Fig. 59. Section of the ancient river terraces on the south bank of the River Somme at St. Acheul-Amiens, showing stations on the low, middle, and high terraces where flints were worked from the very beginning to the very end of the Old Stone Age. After Commont, 1908, 1909—modified and redrawn. The section shown runs northwest and southeast, in a gentle slope nearly 1½ miles in length, from the summit, 70 meters (about 230 feet) above sea-level, down to the river 47.3 meters (155 feet) below. Since Rigollot's excavations in 1851 sixteen flint-working stations have been discovered here, chiefly through building operations, most of them being on the middle and high terraces. This gives some idea of the vast extent of these ancient encampments, which cover the entire period of the Old Stone Age—perhaps 125,000 years.
Prehistory of St. Acheul
NEOLITHIC.
Campignian, recent earth and loam.
UPPER PALÆOLITHIC.
Solutrean.
Upper Aurignacian, loam.
Middle Aurignacian, 'newer loess' and gravel.
LOWER PALÆOLITHIC.
Late Mousterian, gravel and 'newer loess.'
Early Mousterian, base of 'newer loess' (l'ergeron).
Middle Acheulean, 'older loess' and drift.
Early Acheulean, gravels below 'older loess' (E. antiquus).
Late Chellean, fluviatile sands and mollusk fauna.
Early Chellean, first coups de poing; old 'white sands' (E. antiquus).
Pre-Chellean, prototypes of coup de poing; old 'lower gravels' (E. antiquus).
The history of the climatic changes in the ancient valley of the Somme is most clearly written in these successive deposits, 15 feet in thickness, above the 'lower gravels' at St. Acheul. Along with the Pre-Chellean and Chellean flints in the 'old gravels' and 'white sands' we find records of the moist warm temperate climate which then prevailed in northern France and which undoubtedly was most favorable to the hippopotami, rhinoceroses, and elephants of those times. The river mollusks found with the late Chellean flints are another indication of the temperate forest climate which continued through early Acheulean times.
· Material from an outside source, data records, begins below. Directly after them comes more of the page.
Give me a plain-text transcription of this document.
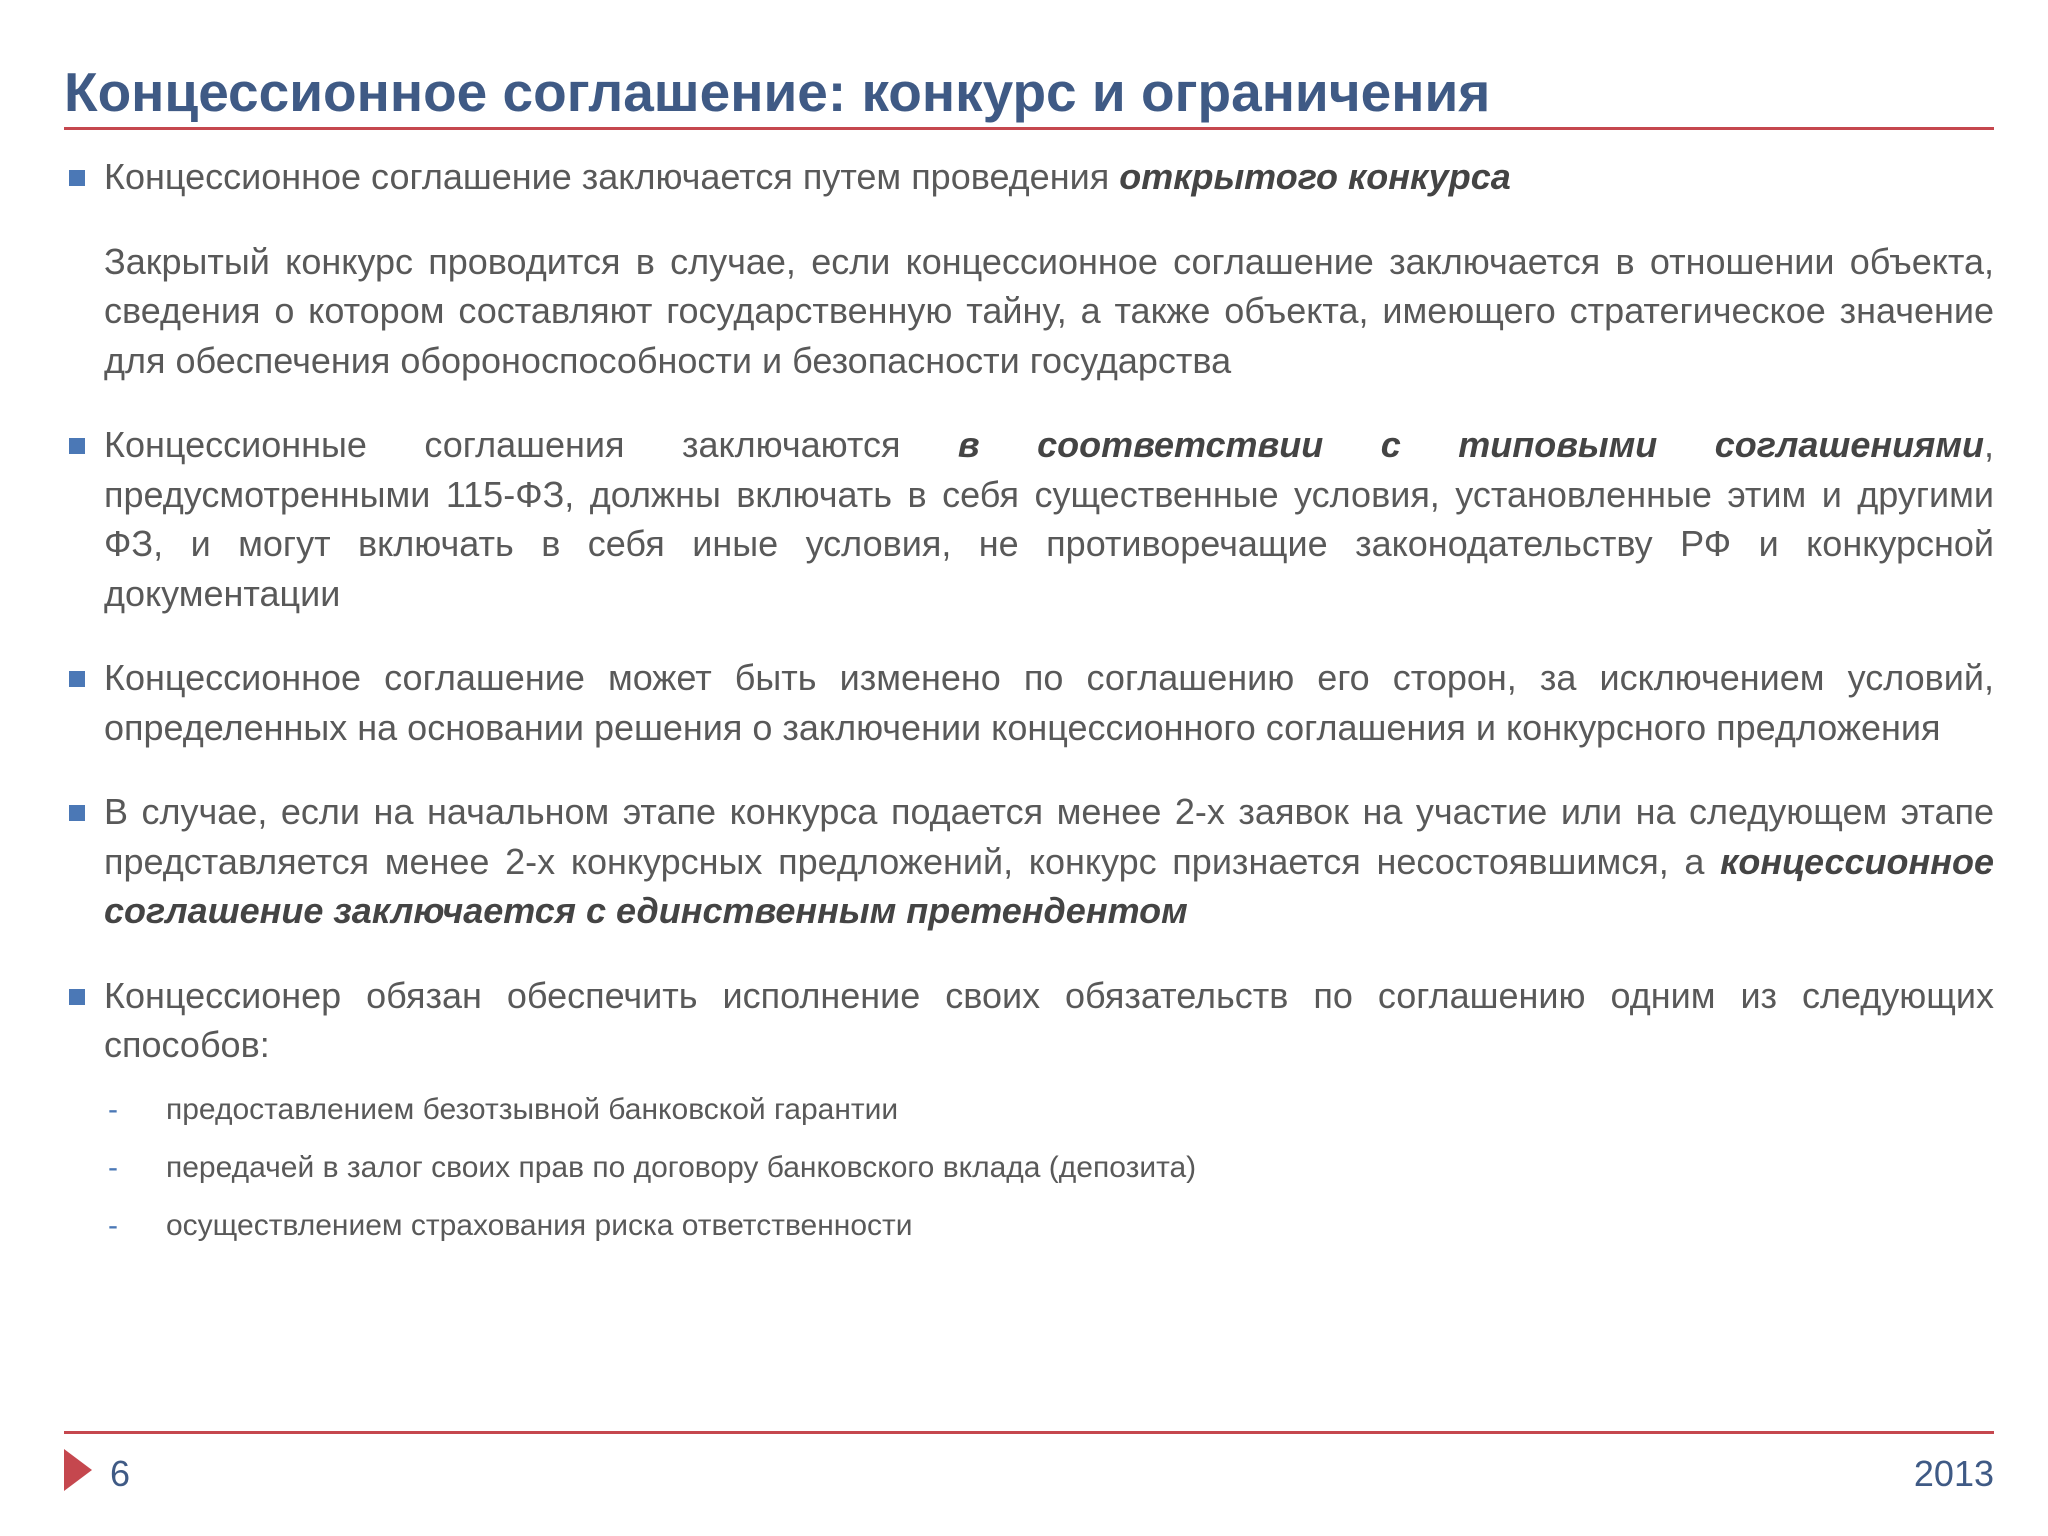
Концессионное соглашение: конкурс и ограничения
Концессионное соглашение заключается путем проведения открытого конкурса
Закрытый конкурс проводится в случае, если концессионное соглашение заключается в отношении объекта, сведения о котором составляют государственную тайну, а также объекта, имеющего стратегическое значение для обеспечения обороноспособности и безопасности государства
Концессионные соглашения заключаются в соответствии с типовыми соглашениями, предусмотренными 115-ФЗ, должны включать в себя существенные условия, установленные этим и другими ФЗ, и могут включать в себя иные условия, не противоречащие законодательству РФ и конкурсной документации
Концессионное соглашение может быть изменено по соглашению его сторон, за исключением условий, определенных на основании решения о заключении концессионного соглашения и конкурсного предложения
В случае, если на начальном этапе конкурса подается менее 2-х заявок на участие или на следующем этапе представляется менее 2-х конкурсных предложений, конкурс признается несостоявшимся, а концессионное соглашение заключается с единственным претендентом
Концессионер обязан обеспечить исполнение своих обязательств по соглашению одним из следующих способов:
- предоставлением безотзывной банковской гарантии
- передачей в залог своих прав по договору банковского вклада (депозита)
- осуществлением страхования риска ответственности
6	2013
In the middle Acheulean are found the earliest deposits of 'older loess' which indicate a climate still temperate but arid, belonging to the middle of the Third Interglacial Stage. In Mousterian times we find heavy deposits of gravels corresponding to the moist cold climate of the Fourth Glacial Stage, followed in middle Aurignacian times by fresh layers of 'newer loess,' indicating the return of a dry climate. Finally, the layers of loam which were washed down over the sides of the valley, and in which the remains of Solutrean and Aurignacian camps are found, indicate the renewal of moist and probably forested conditions.
Thus, two dry loess periods are indicated in this valley, the first or 'older loess' belonging to Third Interglacial times, and the second or 'newer loess' to Postglacial times; and we clearly perceive that in the culture layers here there is no evidence whatever of more than one glacial stage preceded by a dry climatic period and deposits of loess. If the Pre-Chellean flint workers had arrived in this river-valley as early as Second Interglacial times, we should find proofs of three periods of arid climate and loess deposition and of two glaciations.
Beginning with middle Acheulean times the flints are found in deposits of gravels, loams, brick-earths, and 'older loess,' which all belong to a succeeding geologic stage and are of more recent date than the lower gravels and sands on the terraces which they overlap and conceal. Deposits of this kind have also been drifted down from the highest levels toward the bottom of the valley, and Commont distinguishes three different depositions or layers of 'loess loam,' the lowest or oldest of which contain Acheulean flints, while the middle loams contain Mousterian implements.